With that said, maximum likelihood estimation is a **deep** topic and probably warrants its own separate article. For that reason, I’ll leave out the gritty details and just say

*[magic]*.

Fortunately for the practitioners out there, a number of maximum likelihood estimation methods have been implemented in open-source statistical libraries. Using scikit-learn with our sample data yields B0=-3.23 and B1=0.0723.

What exactly does LB and RB supposed to represent?

That’s the “Left Bound” and “Right Bound” of each bin used to group the samples. (Left bound inclusive, right bound exclusive).

Still, Ben, isn’t monotonicity necessary but not sufficient (This aplies to Method 2, BTW)?
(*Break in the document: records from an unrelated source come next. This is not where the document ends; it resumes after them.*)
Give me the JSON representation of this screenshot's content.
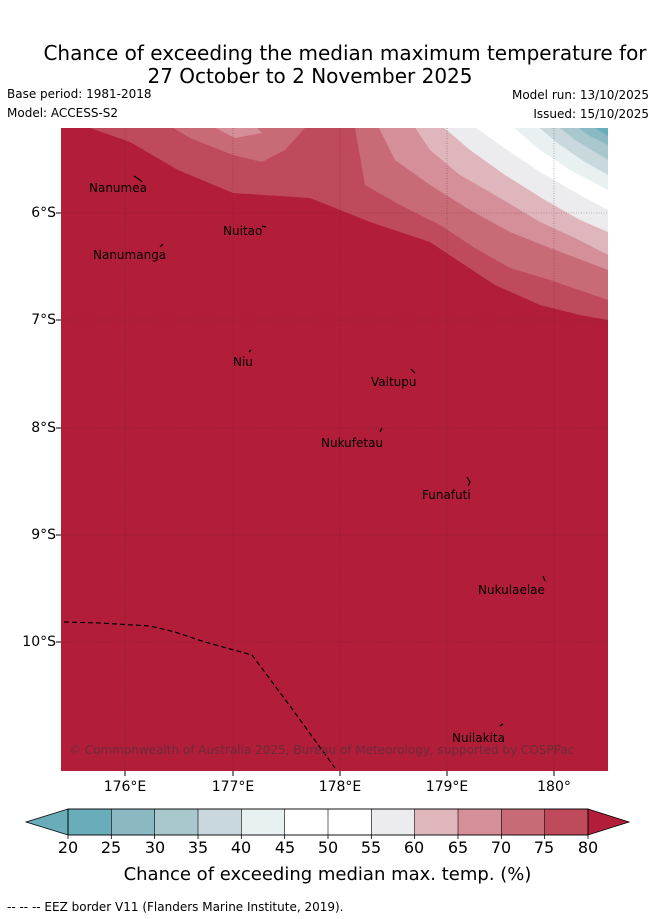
{
  "title": {
    "line1": "Chance of exceeding the median maximum temperature for",
    "line2": "27 October to 2 November 2025"
  },
  "meta": {
    "base_period": "Base period: 1981-2018",
    "model": "Model: ACCESS-S2",
    "model_run": "Model run: 13/10/2025",
    "issued": "Issued: 15/10/2025"
  },
  "axes": {
    "lat_labels": [
      "6°S",
      "7°S",
      "8°S",
      "9°S",
      "10°S"
    ],
    "lon_labels": [
      "176°E",
      "177°E",
      "178°E",
      "179°E",
      "180°"
    ]
  },
  "places": [
    "Nanumea",
    "Nuitao",
    "Nanumanga",
    "Niu",
    "Vaitupu",
    "Nukufetau",
    "Funafuti",
    "Nukulaelae",
    "Nuilakita"
  ],
  "copyright": "© Commonwealth of Australia 2025, Bureau of Meteorology, supported by COSPPac",
  "colorbar": {
    "ticks": [
      "20",
      "25",
      "30",
      "35",
      "40",
      "45",
      "50",
      "55",
      "60",
      "65",
      "70",
      "75",
      "80"
    ],
    "colors": [
      "#69adbb",
      "#8ab8c3",
      "#a9c8ce",
      "#c8d8dd",
      "#e9f0f2",
      "#ffffff",
      "#ffffff",
      "#ececee",
      "#e0b6bd",
      "#d48f99",
      "#c86b77",
      "#bf4a5b",
      "#b21e39"
    ],
    "title": "Chance of exceeding median max. temp. (%)"
  },
  "footer": "--  --  -- EEZ border V11 (Flanders Marine Institute, 2019)."
}
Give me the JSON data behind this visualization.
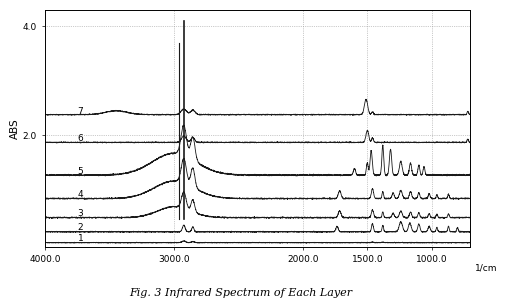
{
  "title": "Fig. 3 Infrared Spectrum of Each Layer",
  "ylabel": "ABS",
  "xlabel": "1/cm",
  "xmin": 4000.0,
  "xmax": 700.0,
  "ymin": -0.05,
  "ymax": 4.3,
  "yticks": [
    2.0,
    4.0
  ],
  "xticks": [
    4000.0,
    3000.0,
    2000.0,
    1500.0,
    1000.0
  ],
  "n_layers": 7,
  "offsets": [
    0.02,
    0.22,
    0.47,
    0.82,
    1.25,
    1.85,
    2.35
  ],
  "background_color": "#ffffff",
  "line_color": "#1a1a1a",
  "grid_color": "#999999"
}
There is the issue of separation of variables issue whereby one may not have a(n) (numerical) input value Xo so that for all X>Xo all trials are successes/fails or beyond Xo all are true or false. I suspect the underlying issue is that an S-curve must twist abruptly to go into a constant curve (either f(x)=0 or f(x)=1) But somehow (in practice) there don’t seem to be problems when you have 3 or more levels in an ordinal curve,; maybe the S curve smooths out more easily with 3 levels.

Very good article, please keep me posting with new articles.

Hi, nice article . Is it fair to say that if you have a good fit when doing a standard regression Y dependent against X independent on your data then a logistic regression is _not_ likely to describe the log-odds accurately, i.e., the probability of a success in Y for different cases X cannot be successfully/effectively described ?

Thanks Guero. Hmm, I think you mean Y’, the transformed version of Y. If so, I would disagree with your statement. If you really did mean Y, then your statement is correct.

Thanks, how do you mean Y’ as the transformed version of X? Do you mean the “discretization” of Y into 2 or more states, e.g., High, Medium, Low?

No. Notice this line in my post “Y’ equal to ln(PcntHomeowner/ (1-PcntHomeowner))”

Thanks for your patience Ben, I am basically trying to understand the meaning of a lack of fit (Chi-Squared has a P of 0.000) that I obtained in a multilevel logistic ( 5 states: Very High, High,…) . Can I conclude that lack of fit means that the distribution of the data or the odds P(x)/(1-P(x))cannot be well-approximated by a logit curve?

Responding to your last post (WordPress won’t let me reply below)… Yes.

Thanks for everything, Ben.